This Halloween tradition originated from an Irish myth about a man nicknamed “Stingy Jack.” Stingy invited the Devil to have a drink with him. Stinky Jack, staying true to his name, didn’t want to pay for his drink. He convinced the Devil to turn himself into a coin, that Jack could use to buy their drinks. Once the Devil did so, Jack decided to keep the money and put it into his pocket next to a silver cross, which prevented the Devil from changing back to his original form. Jack eventually freed the evil with the rule that he could not bother Jack for one year, and that Jack should die, the Devil would not claim his soul.

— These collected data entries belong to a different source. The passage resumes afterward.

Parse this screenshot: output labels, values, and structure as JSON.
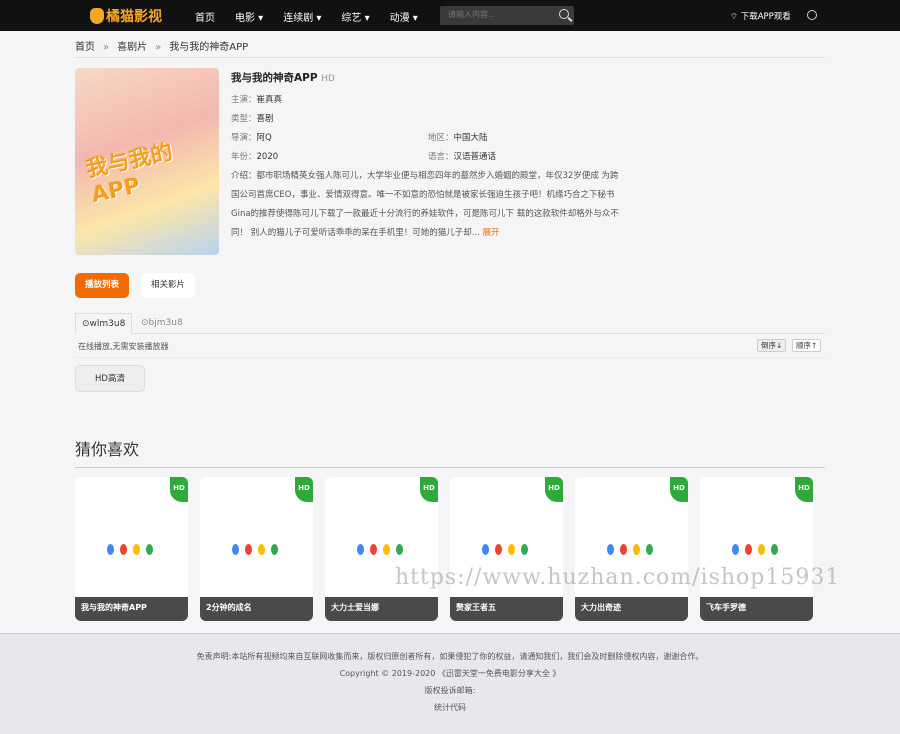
{
  "header": {
    "logo": "橘猫影视",
    "nav": [
      "首页",
      "电影 ▾",
      "连续剧 ▾",
      "综艺 ▾",
      "动漫 ▾"
    ],
    "search_placeholder": "请输入内容...",
    "download": "下载APP观看"
  },
  "breadcrumb": [
    "首页",
    "喜剧片",
    "我与我的神奇APP"
  ],
  "movie": {
    "poster_text": "我与我的APP",
    "title": "我与我的神奇APP",
    "quality": "HD",
    "actor_label": "主演：",
    "actor": "崔真真",
    "type_label": "类型：",
    "type": "喜剧",
    "director_label": "导演：",
    "director": "阿Q",
    "region_label": "地区：",
    "region": "中国大陆",
    "year_label": "年份：",
    "year": "2020",
    "lang_label": "语言：",
    "lang": "汉语普通话",
    "desc": "介绍：都市职场精英女强人陈可儿，大学毕业便与相恋四年的墓然步入婚姻的殿堂，年仅32岁便成 为跨国公司首席CEO，事业、爱情双得意。唯一不如意的恐怕就是被家长强迫生孩子吧！机缘巧合之下秘书Gina的推荐使得陈可儿下载了一款最近十分流行的养娃软件，可是陈可儿下 载的这款软件却格外与众不同！ 别人的猫儿子可爱听话乖乖的呆在手机里！可她的猫儿子却...",
    "more": "展开"
  },
  "buttons": {
    "playlist": "播放列表",
    "related": "相关影片"
  },
  "sources": {
    "tabs": [
      "wlm3u8",
      "bjm3u8"
    ],
    "note": "在线播放,无需安装播放器",
    "desc_sort": "倒序↓",
    "asc_sort": "顺序↑",
    "episode": "HD高清"
  },
  "recommend": {
    "title": "猜你喜欢",
    "badge": "HD",
    "items": [
      "我与我的神奇APP",
      "2分钟的成名",
      "大力士爱当娜",
      "赘家王者五",
      "大力出奇迹",
      "飞车手罗德"
    ]
  },
  "watermark": "https://www.huzhan.com/ishop15931",
  "footer": {
    "disclaimer": "免责声明:本站所有视频均来自互联网收集而来，版权归原创者所有，如果侵犯了你的权益，请通知我们，我们会及时删除侵权内容，谢谢合作。",
    "copyright": "Copyright © 2019-2020 《迅雷天堂一免费电影分享大全 》",
    "email": "版权投诉邮箱:",
    "stats": "统计代码"
  }
}
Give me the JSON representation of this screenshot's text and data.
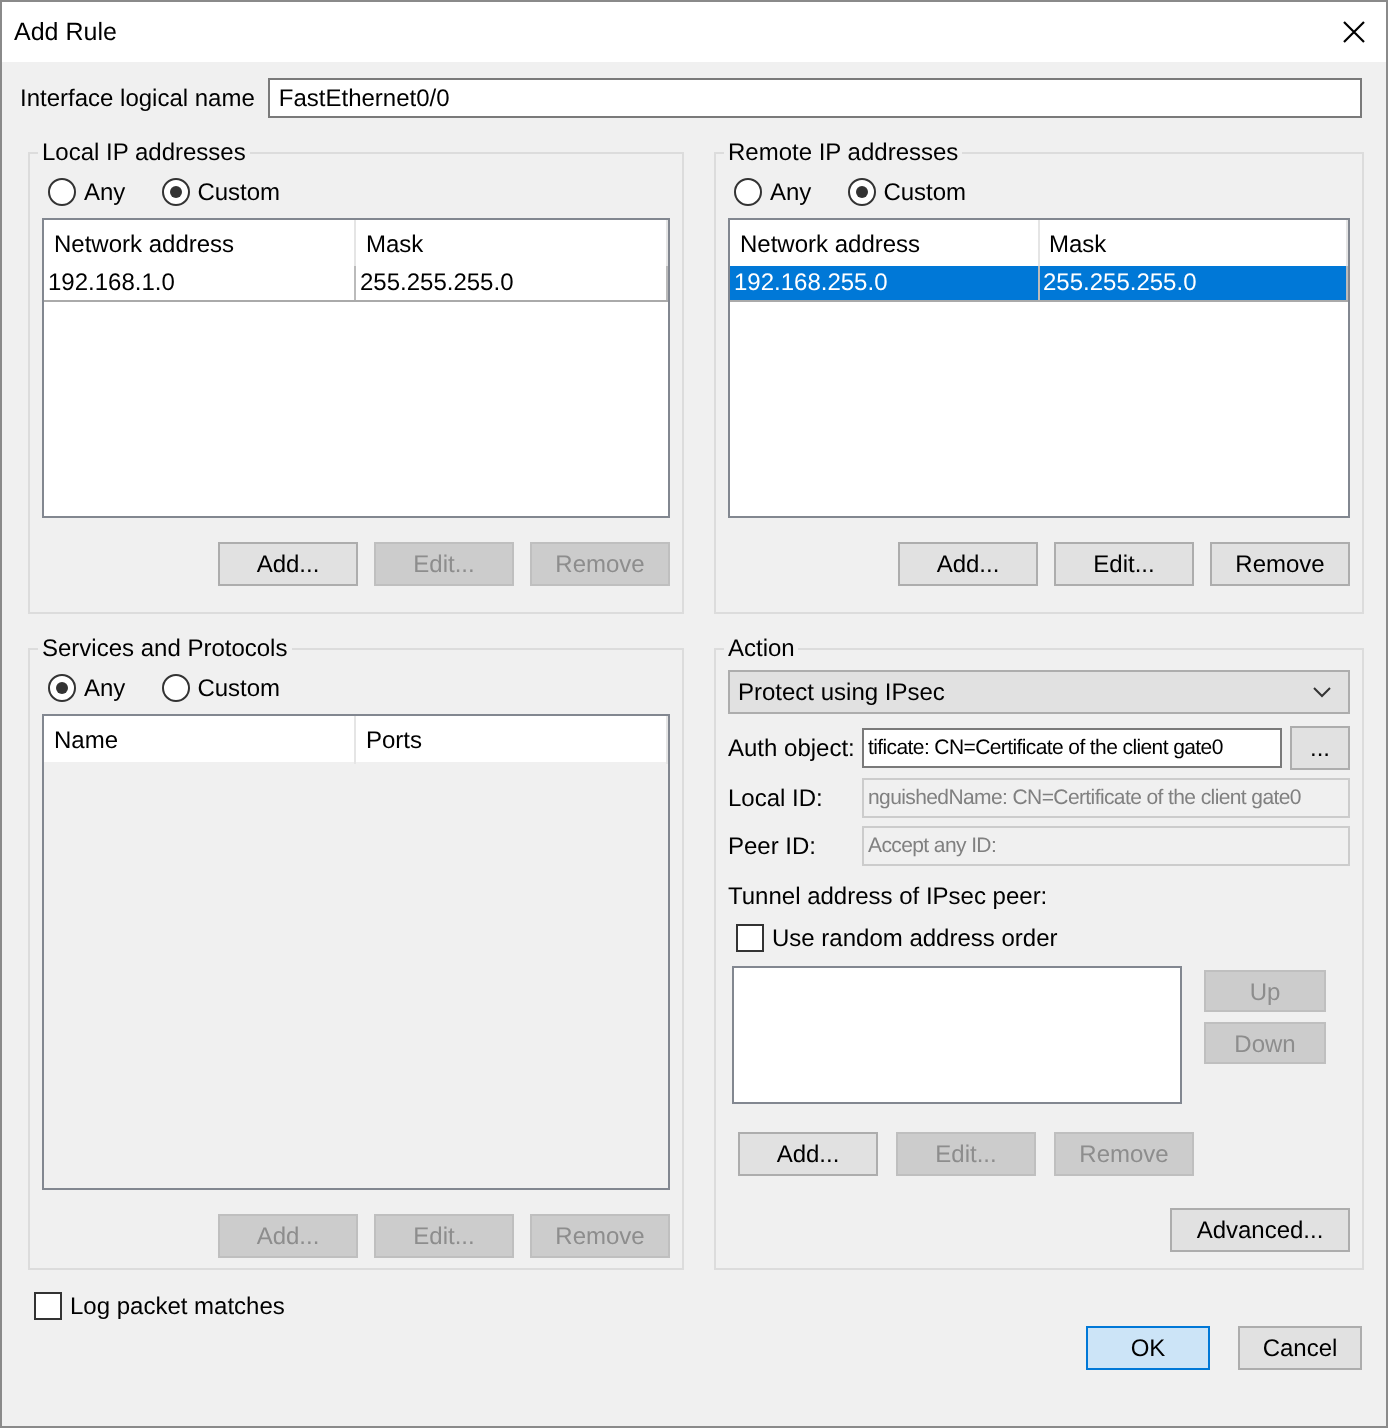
{
  "window": {
    "title": "Add Rule"
  },
  "interface_name": {
    "label": "Interface logical name",
    "value": "FastEthernet0/0"
  },
  "local_ip": {
    "title": "Local IP addresses",
    "radios": [
      {
        "label": "Any",
        "selected": false
      },
      {
        "label": "Custom",
        "selected": true
      }
    ],
    "list_disabled": false,
    "columns": [
      "Network address",
      "Mask"
    ],
    "rows": [
      {
        "cells": [
          "192.168.1.0",
          "255.255.255.0"
        ],
        "selected": false
      }
    ],
    "buttons": [
      {
        "label": "Add...",
        "disabled": false
      },
      {
        "label": "Edit...",
        "disabled": true
      },
      {
        "label": "Remove",
        "disabled": true
      }
    ]
  },
  "remote_ip": {
    "title": "Remote IP addresses",
    "radios": [
      {
        "label": "Any",
        "selected": false
      },
      {
        "label": "Custom",
        "selected": true
      }
    ],
    "list_disabled": false,
    "columns": [
      "Network address",
      "Mask"
    ],
    "rows": [
      {
        "cells": [
          "192.168.255.0",
          "255.255.255.0"
        ],
        "selected": true
      }
    ],
    "buttons": [
      {
        "label": "Add...",
        "disabled": false
      },
      {
        "label": "Edit...",
        "disabled": false
      },
      {
        "label": "Remove",
        "disabled": false
      }
    ]
  },
  "services": {
    "title": "Services and Protocols",
    "radios": [
      {
        "label": "Any",
        "selected": true
      },
      {
        "label": "Custom",
        "selected": false
      }
    ],
    "list_disabled": true,
    "columns": [
      "Name",
      "Ports"
    ],
    "buttons": [
      {
        "label": "Add...",
        "disabled": true
      },
      {
        "label": "Edit...",
        "disabled": true
      },
      {
        "label": "Remove",
        "disabled": true
      }
    ]
  },
  "action": {
    "title": "Action",
    "dropdown": "Protect using IPsec",
    "fields": [
      {
        "label": "Auth object:",
        "value": "tificate: CN=Certificate of the client gate0",
        "disabled": false
      },
      {
        "label": "Local ID:",
        "value": "nguishedName: CN=Certificate of the client gate0",
        "disabled": true
      },
      {
        "label": "Peer ID:",
        "value": "Accept any ID:",
        "disabled": true
      }
    ],
    "browse_button": "...",
    "tunnel_label": "Tunnel address of IPsec peer:",
    "random_order": {
      "label": "Use random address order",
      "checked": false
    },
    "side_buttons": [
      {
        "label": "Up",
        "disabled": true
      },
      {
        "label": "Down",
        "disabled": true
      }
    ],
    "buttons": [
      {
        "label": "Add...",
        "disabled": false
      },
      {
        "label": "Edit...",
        "disabled": true
      },
      {
        "label": "Remove",
        "disabled": true
      }
    ],
    "advanced_button": "Advanced..."
  },
  "log_packets": {
    "label": "Log packet matches",
    "checked": false
  },
  "footer_buttons": [
    {
      "label": "OK",
      "default": true
    },
    {
      "label": "Cancel",
      "default": false
    }
  ]
}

After the year was up Jack tricked the Devil again. He climbed up the tree to pick a piece of fruit, while their Jack carved a sign of the cross into the tree’s bark so the Devil could not come down until he promised Jack he would not bother him for ten more years. As legend goes, when Jack died God would not allow such an unholy figure into heaven. The Devil, upset by the trick Jack played on hi, and keeping his word to not claim his soul, would not allow Jack into hell. Instead Jack was sent off into the dark night with only burning coal to light his way. Jack put the coal into a carved-out turnip and has been roaming the Earth with ever since. The Irish began to refer to his ghostly figure as “Jack of the Lantern,” and then simply as “Jack O’ Lantern.”

 

In Scotland and Ireland, people began to make their own versions of Jack’s lanterns by carving scary faces into turnips or potatoes placing them into windows or near doors to frighten away Stingy Jack and other wandering evil spirits. This soon began to spread to many other countries, including America.

 

Following this tradition, Morton High School art classes, taught by Luisa Abston, had students in all her art classes decorate their own pumpkins. Although they did not get to carve them (to prevent horrid smells) they did get to paint them. Each student got to decorate their pumpkin in a way that expressed their artistic abilities, in a cool way to celebrate Halloween.

“It was a lot of fun. I really like art and Halloween is my favorite holiday so it was a great way to express my excitement for both,” Lupita Regalado, a junior taking one of Mrs. Abston’s art classes said.

“I enjoyed making my pumpkin because the character I chose was Venom and I had just watched the movie,” Hugo Ramos, a senior also taking an art class said.